Nach dem Erfolg von „Ballerina“ wird bereits über eine mögliche Fortsetzung spekuliert. Regisseur Len Wiseman hat in Interviews angedeutet, dass er schon Ideen hat, wie es mit Eve weitergehen könnte – inklusive harter Konsequenzen für ihre Taten im ersten Teil.*
Das klingt ganz nach dem, was Fans heute lieben: keine glatten Heldinnen, sondern Figuren mit Ecken, Kanten und Schrammen – körperlich wie emotional.

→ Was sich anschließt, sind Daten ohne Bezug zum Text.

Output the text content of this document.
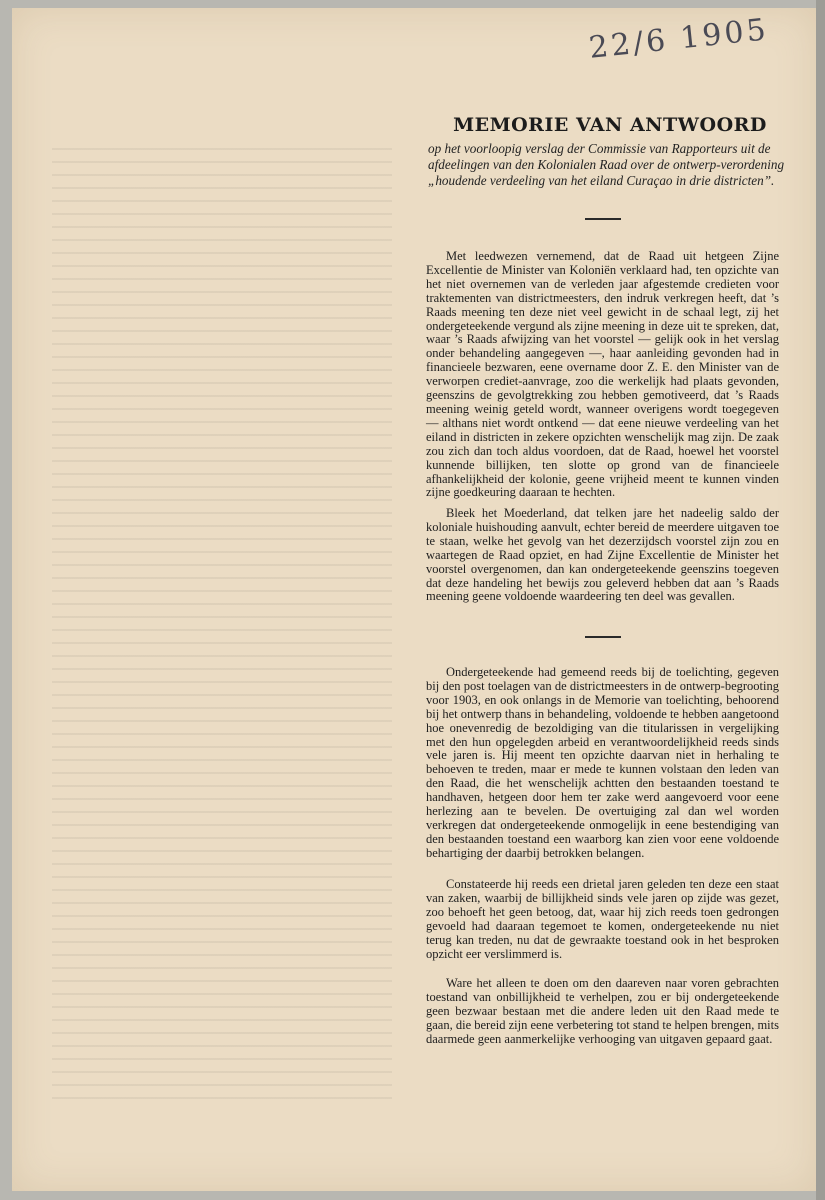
22/6 1905
MEMORIE VAN ANTWOORD
op het voorloopig verslag der Commissie van Rapporteurs uit de afdeelingen van den Kolonialen Raad over de ontwerp-verordening „houdende verdeeling van het eiland Curaçao in drie districten”.

Met leedwezen vernemend, dat de Raad uit hetgeen Zijne Excellentie de Minister van Koloniën verklaard had, ten opzichte van het niet overnemen van de verleden jaar afgestemde credieten voor traktementen van districtmeesters, den indruk verkregen heeft, dat ’s Raads meening ten deze niet veel gewicht in de schaal legt, zij het ondergeteekende vergund als zijne meening in deze uit te spreken, dat, waar ’s Raads afwijzing van het voorstel — gelijk ook in het verslag onder behandeling aangegeven —, haar aanleiding gevonden had in financieele bezwaren, eene overname door Z. E. den Minister van de verworpen crediet-aanvrage, zoo die werkelijk had plaats gevonden, geenszins de gevolgtrekking zou hebben gemotiveerd, dat ’s Raads meening weinig geteld wordt, wanneer overigens wordt toegegeven — althans niet wordt ontkend — dat eene nieuwe verdeeling van het eiland in districten in zekere opzichten wenschelijk mag zijn. De zaak zou zich dan toch aldus voordoen, dat de Raad, hoewel het voorstel kunnende billijken, ten slotte op grond van de financieele afhankelijkheid der kolonie, geene vrijheid meent te kunnen vinden zijne goedkeuring daaraan te hechten.

Bleek het Moederland, dat telken jare het nadeelig saldo der koloniale huishouding aanvult, echter bereid de meerdere uitgaven toe te staan, welke het gevolg van het dezerzijdsch voorstel zijn zou en waartegen de Raad opziet, en had Zijne Excellentie de Minister het voorstel overgenomen, dan kan ondergeteekende geenszins toegeven dat deze handeling het bewijs zou geleverd hebben dat aan ’s Raads meening geene voldoende waardeering ten deel was gevallen.

Ondergeteekende had gemeend reeds bij de toelichting, gegeven bij den post toelagen van de districtmeesters in de ontwerp-begrooting voor 1903, en ook onlangs in de Memorie van toelichting, behoorend bij het ontwerp thans in behandeling, voldoende te hebben aangetoond hoe onevenredig de bezoldiging van die titularissen in vergelijking met den hun opgelegden arbeid en verantwoordelijkheid reeds sinds vele jaren is. Hij meent ten opzichte daarvan niet in herhaling te behoeven te treden, maar er mede te kunnen volstaan den leden van den Raad, die het wenschelijk achtten den bestaanden toestand te handhaven, hetgeen door hem ter zake werd aangevoerd voor eene herlezing aan te bevelen. De overtuiging zal dan wel worden verkregen dat ondergeteekende onmogelijk in eene bestendiging van den bestaanden toestand een waarborg kan zien voor eene voldoende behartiging der daarbij betrokken belangen.

Constateerde hij reeds een drietal jaren geleden ten deze een staat van zaken, waarbij de billijkheid sinds vele jaren op zijde was gezet, zoo behoeft het geen betoog, dat, waar hij zich reeds toen gedrongen gevoeld had daaraan tegemoet te komen, ondergeteekende nu niet terug kan treden, nu dat de gewraakte toestand ook in het besproken opzicht eer verslimmerd is.

Ware het alleen te doen om den daareven naar voren gebrachten toestand van onbillijkheid te verhelpen, zou er bij ondergeteekende geen bezwaar bestaan met die andere leden uit den Raad mede te gaan, die bereid zijn eene verbetering tot stand te helpen brengen, mits daarmede geen aanmerkelijke verhooging van uitgaven gepaard gaat.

Außerdem ist Ana de Armas immer wieder mit spannenden Projekten im Gespräch, von Thrillern bis Dramen. Ein Beispiel ist der Survival‑Film „Eden“, in dem sie mit Stars wie Jude Law auf einer abgelegenen Insel ums Überleben kämpft.*
Warum Ana de Armas auch für Österreich spannend bleibt
In Österreich haben Streamingplattformen und internationale Kinohits in den letzten Jahren vieles verändert. Filmschaffende aus aller Welt stehen plötzlich gleichberechtigt auf unseren Screens. Ana de Armas ist ein Paradebeispiel dafür, wie global Kino heute funktioniert.
Wenn du dich für starke Frauenfiguren, spannende Thriller und intensive Charaktere interessierst, kommst du an ihr kaum vorbei. Und wer weiß – vielleicht sehen wir sie bald auch bei Premieren in Wien oder auf Festivals wie der Viennale über den roten Teppich laufen.
Wo du mehr über Ana de Armas und „Ballerina“ findest
- Offizielle Infos zu „Ballerina“ gibt es direkt bei Lionsgate.
- Hintergrundberichte und Interviews mit Ana de Armas findest du u.a. bei IMDb und auf Filmportalen wie Rotten Tomatoes.
- Aktuelle News zu ihren Projekten tauchen regelmäßig in internationalen Magazinen wie Variety oder The Hollywood Reporter auf.
Fazit: Die Action-Zukunft ist weiblich – und spricht Spanisch
Ana de Armas zeigt mit „Ballerina“, dass eine Frau aus Kuba zum Mittelpunkt eines milliardenschweren Action-Universums werden kann. Sie verbindet Emotion mit Härte, Glamour mit Erdigkeit und beweist, dass Diversität auf der Leinwand mehr ist als ein Schlagwort.
Ob du sie als Bond-Girl, Marilyn Monroe oder gnadenlose Auftragskillerin kennengelernt hast – eines ist sicher: Von Ana de Armas werden wir auch in Österreich noch lange hören.
*Informationen basieren auf aktuellen internationalen Berichten und Branchenquellen (Stand: Dezember 2025).